Guest Post By Rabbi John Crites-Borak
Launching Leaders Worldwide Advisory Council
We Jews focus on freedom during Passover. We recount the moment the Exodus began, contemplate the journey through the Wilderness and embrace the dream of arriving in a Promised Land. All of these are good and proper, worthy of commemoration and celebration, but there’s another aspect of Passover too often overlooked: the introduction of the divine concept of freedom into Egyptian society.

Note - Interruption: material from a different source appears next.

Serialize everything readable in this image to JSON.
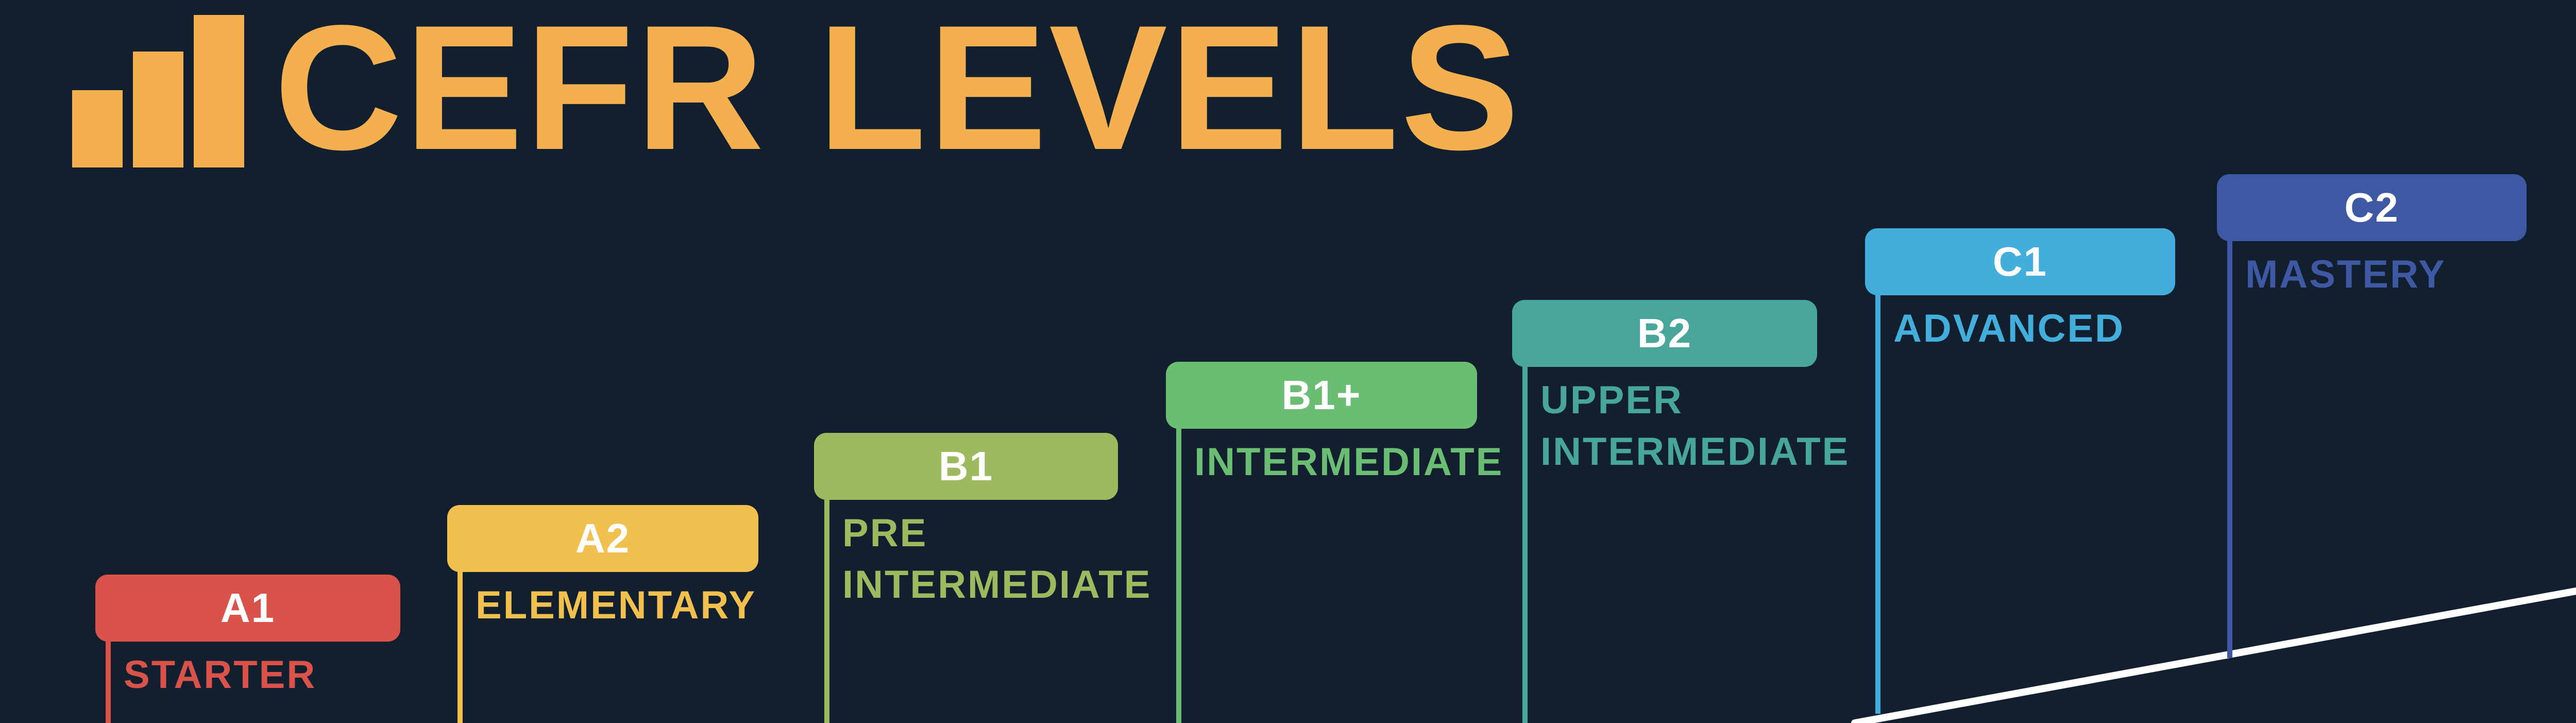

The Hebrews had been slaves in Egypt for more than 400 years, yet the Torah contains no indication they ever considered freedom until Moses arrived. How radical the idea must have seemed! Yet everything that happened afterward depended on the Hebrews adopting a faith that, through God and with Moses, the impossible could be achieved. Before the Exodus came the idea.
Moses understood the journey and the value of the destination better than the people heled. More important, he introduced to Egyptian society – that land of so many ‘narrow places’ – the idea of freedom as a possibility through God. (The Hebrew word for ‘Egypt’, mitzrayim, literally means ‘narrow places’) I’ve always seen Moses as a kind of mentor. Now I wonder if Moses didn’t also serve as a surrogate parent.

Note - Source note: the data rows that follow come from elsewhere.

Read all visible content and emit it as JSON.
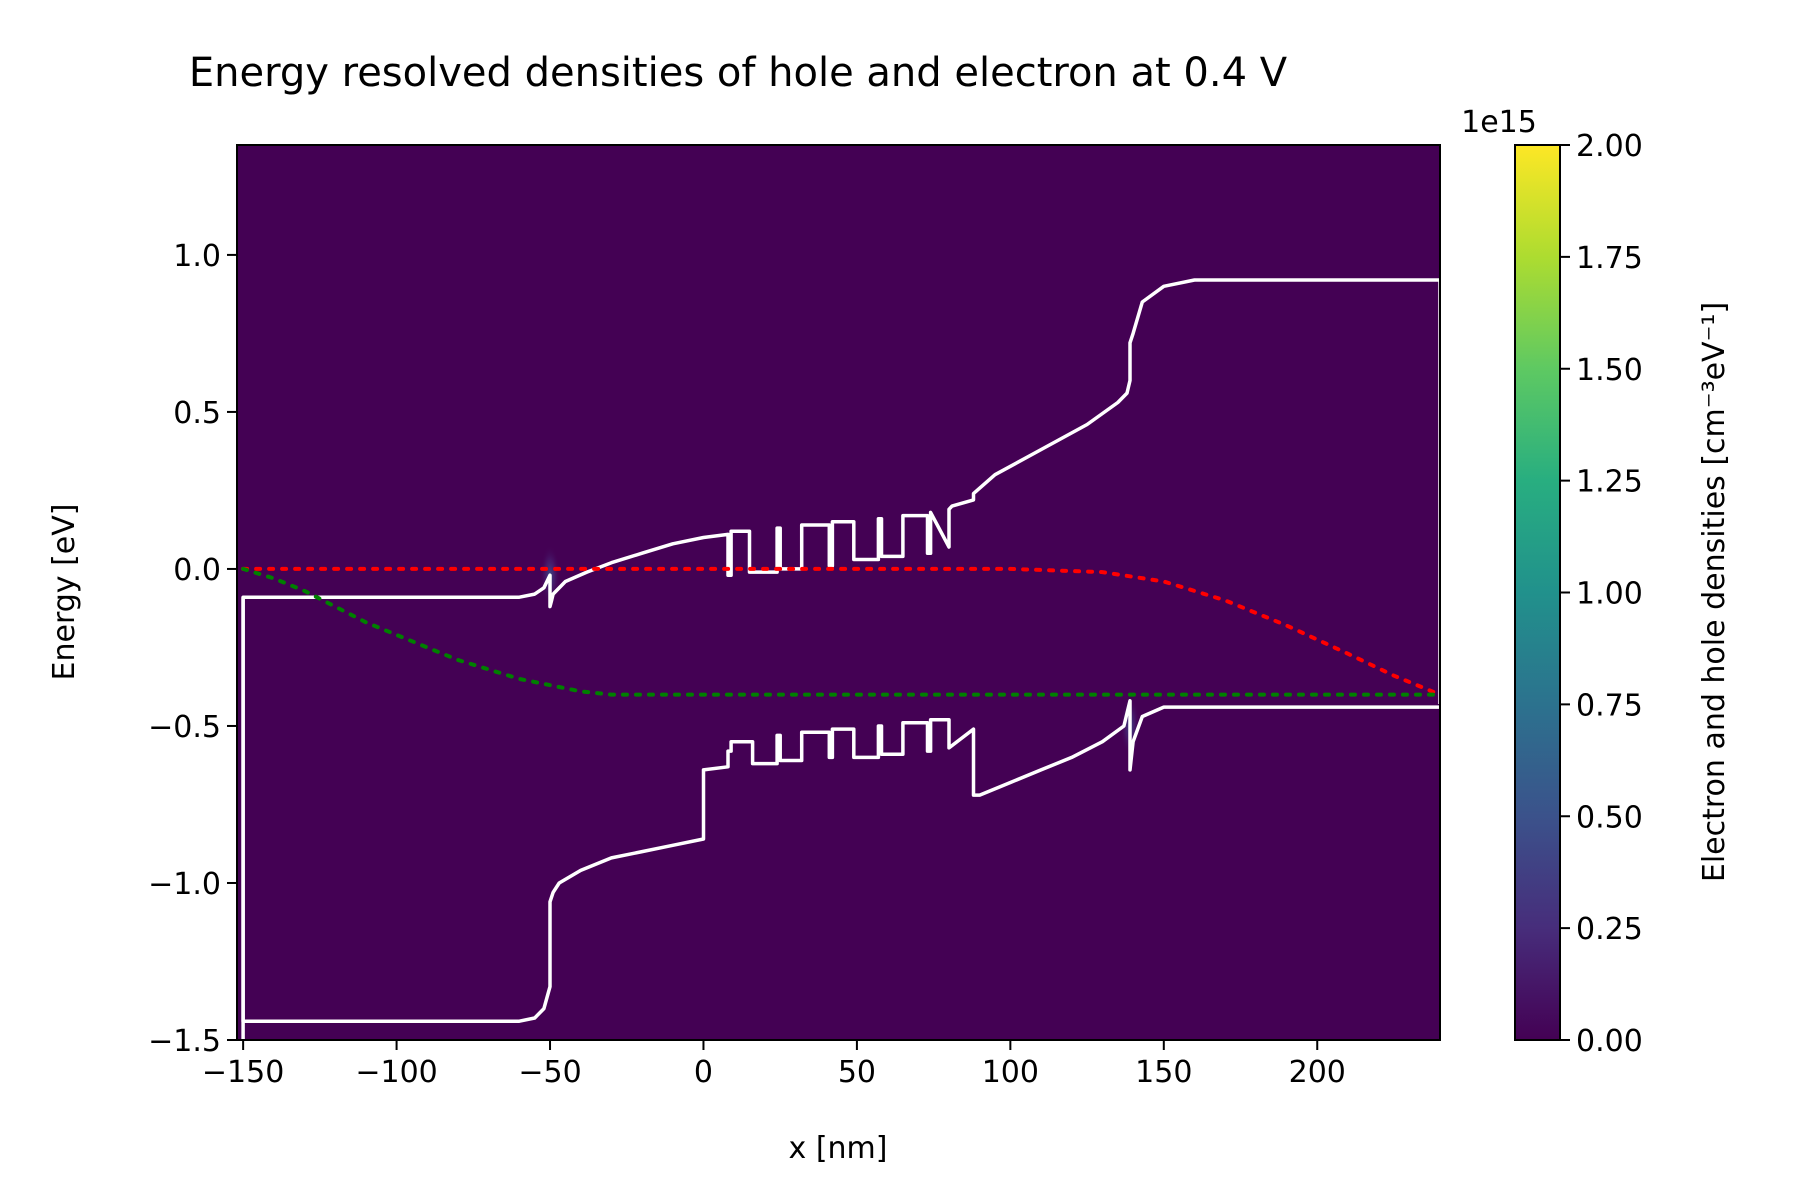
{
  "chart_data": {
    "type": "heatmap",
    "title": "Energy resolved densities of hole and electron at 0.4 V",
    "xlabel": "x [nm]",
    "ylabel": "Energy [eV]",
    "xlim": [
      -152,
      240
    ],
    "ylim": [
      -1.5,
      1.35
    ],
    "xticks": [
      -150,
      -100,
      -50,
      0,
      50,
      100,
      150,
      200
    ],
    "xtick_labels": [
      "−150",
      "−100",
      "−50",
      "0",
      "50",
      "100",
      "150",
      "200"
    ],
    "yticks": [
      -1.5,
      -1.0,
      -0.5,
      0.0,
      0.5,
      1.0
    ],
    "ytick_labels": [
      "−1.5",
      "−1.0",
      "−0.5",
      "0.0",
      "0.5",
      "1.0"
    ],
    "grid": false,
    "colormap": "viridis",
    "background_color": "#440154",
    "colorbar": {
      "label": "Electron and hole densities [cm⁻³eV⁻¹]",
      "multiplier": "1e15",
      "range": [
        0,
        2.0
      ],
      "ticks": [
        0.0,
        0.25,
        0.5,
        0.75,
        1.0,
        1.25,
        1.5,
        1.75,
        2.0
      ],
      "tick_labels": [
        "0.00",
        "0.25",
        "0.50",
        "0.75",
        "1.00",
        "1.25",
        "1.50",
        "1.75",
        "2.00"
      ]
    },
    "density_spots": [
      {
        "x": -50,
        "y": -0.02,
        "intensity": 0.5
      },
      {
        "x": 139,
        "y": -0.5,
        "intensity": 0.5
      }
    ],
    "series": [
      {
        "color": "#ffffff",
        "style": "solid",
        "x": [
          -150,
          -150,
          -149,
          -60,
          -55,
          -52,
          -50,
          -50,
          -50,
          -49.5,
          -49,
          -45,
          -38,
          -30,
          -20,
          -10,
          0,
          0,
          8,
          8,
          9,
          9,
          15,
          15,
          24,
          24,
          25,
          25,
          32,
          32,
          41,
          41,
          42,
          42,
          49,
          49,
          57,
          57,
          58,
          58,
          65,
          65,
          73,
          73,
          74,
          74,
          80,
          80,
          81,
          88,
          88,
          95,
          110,
          125,
          135,
          138,
          139,
          139,
          140,
          143,
          150,
          160,
          240,
          240
        ],
        "y": [
          -1.5,
          -0.09,
          -0.09,
          -0.09,
          -0.08,
          -0.06,
          -0.02,
          -0.12,
          -0.12,
          -0.1,
          -0.08,
          -0.04,
          -0.01,
          0.02,
          0.05,
          0.08,
          0.1,
          0.1,
          0.11,
          -0.02,
          -0.02,
          0.12,
          0.12,
          -0.01,
          -0.01,
          0.13,
          0.13,
          -0.0,
          -0.0,
          0.14,
          0.14,
          0.01,
          0.01,
          0.15,
          0.15,
          0.03,
          0.03,
          0.16,
          0.16,
          0.04,
          0.04,
          0.17,
          0.17,
          0.05,
          0.05,
          0.18,
          0.07,
          0.19,
          0.2,
          0.22,
          0.24,
          0.3,
          0.38,
          0.46,
          0.53,
          0.56,
          0.6,
          0.72,
          0.75,
          0.85,
          0.9,
          0.92,
          0.92,
          -0.43
        ]
      },
      {
        "color": "#ffffff",
        "style": "solid",
        "x": [
          -150,
          -150,
          -100,
          -60,
          -55,
          -52,
          -50,
          -50,
          -49,
          -47,
          -40,
          -30,
          -20,
          -10,
          0,
          0,
          8,
          8,
          9,
          9,
          16,
          16,
          24,
          24,
          25,
          25,
          32,
          32,
          41,
          41,
          42,
          42,
          49,
          49,
          57,
          57,
          58,
          58,
          65,
          65,
          73,
          73,
          74,
          74,
          80,
          80,
          88,
          88,
          90,
          100,
          110,
          120,
          130,
          137,
          139,
          139,
          140,
          143,
          150,
          240
        ],
        "y": [
          -0.09,
          -1.44,
          -1.44,
          -1.44,
          -1.43,
          -1.4,
          -1.33,
          -1.06,
          -1.03,
          -1.0,
          -0.96,
          -0.92,
          -0.9,
          -0.88,
          -0.86,
          -0.64,
          -0.63,
          -0.58,
          -0.58,
          -0.55,
          -0.55,
          -0.62,
          -0.62,
          -0.53,
          -0.53,
          -0.61,
          -0.61,
          -0.52,
          -0.52,
          -0.6,
          -0.6,
          -0.51,
          -0.51,
          -0.6,
          -0.6,
          -0.5,
          -0.5,
          -0.59,
          -0.59,
          -0.49,
          -0.49,
          -0.58,
          -0.58,
          -0.48,
          -0.48,
          -0.57,
          -0.51,
          -0.72,
          -0.72,
          -0.68,
          -0.64,
          -0.6,
          -0.55,
          -0.5,
          -0.42,
          -0.64,
          -0.55,
          -0.47,
          -0.44,
          -0.44
        ]
      },
      {
        "color": "#ff0000",
        "style": "dotted",
        "x": [
          -150,
          -100,
          -50,
          0,
          50,
          100,
          130,
          150,
          170,
          190,
          210,
          225,
          240
        ],
        "y": [
          0.0,
          0.0,
          0.0,
          0.0,
          0.0,
          0.0,
          -0.01,
          -0.04,
          -0.1,
          -0.18,
          -0.27,
          -0.34,
          -0.4
        ]
      },
      {
        "color": "#008000",
        "style": "dotted",
        "x": [
          -150,
          -140,
          -130,
          -120,
          -110,
          -100,
          -90,
          -80,
          -70,
          -60,
          -50,
          -40,
          -30,
          -20,
          0,
          50,
          100,
          150,
          200,
          240
        ],
        "y": [
          0.0,
          -0.03,
          -0.07,
          -0.12,
          -0.17,
          -0.21,
          -0.25,
          -0.29,
          -0.32,
          -0.35,
          -0.37,
          -0.39,
          -0.4,
          -0.4,
          -0.4,
          -0.4,
          -0.4,
          -0.4,
          -0.4,
          -0.4
        ]
      }
    ]
  }
}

Last week a father contacted me for advice on how to counsel his college-age son. The young man dreamed all his life of becoming a professional baseball player. He has some talent, but not nearly enough to achieve his ‘promised land’ of a spot even on a minor league roster. He’s on the baseball team at a local community college, ignoring his studies, taking menial jobs well below his abilities. The boy is adrift and his parents are worried.
I thought of the Passover Seder and of Launching Leaders. “Where does your son want to be in five years?” I asked the man. “Where does he want to be in ten, in twenty? What does he want to have accomplished when he’s your age, and mine?” (In other words, what is the son’s ‘promised land’?) “And what are his core values?”
“I have no idea,” the father replied. “I don’t even know how to ask him questions like that. They will only remind him of his failures.”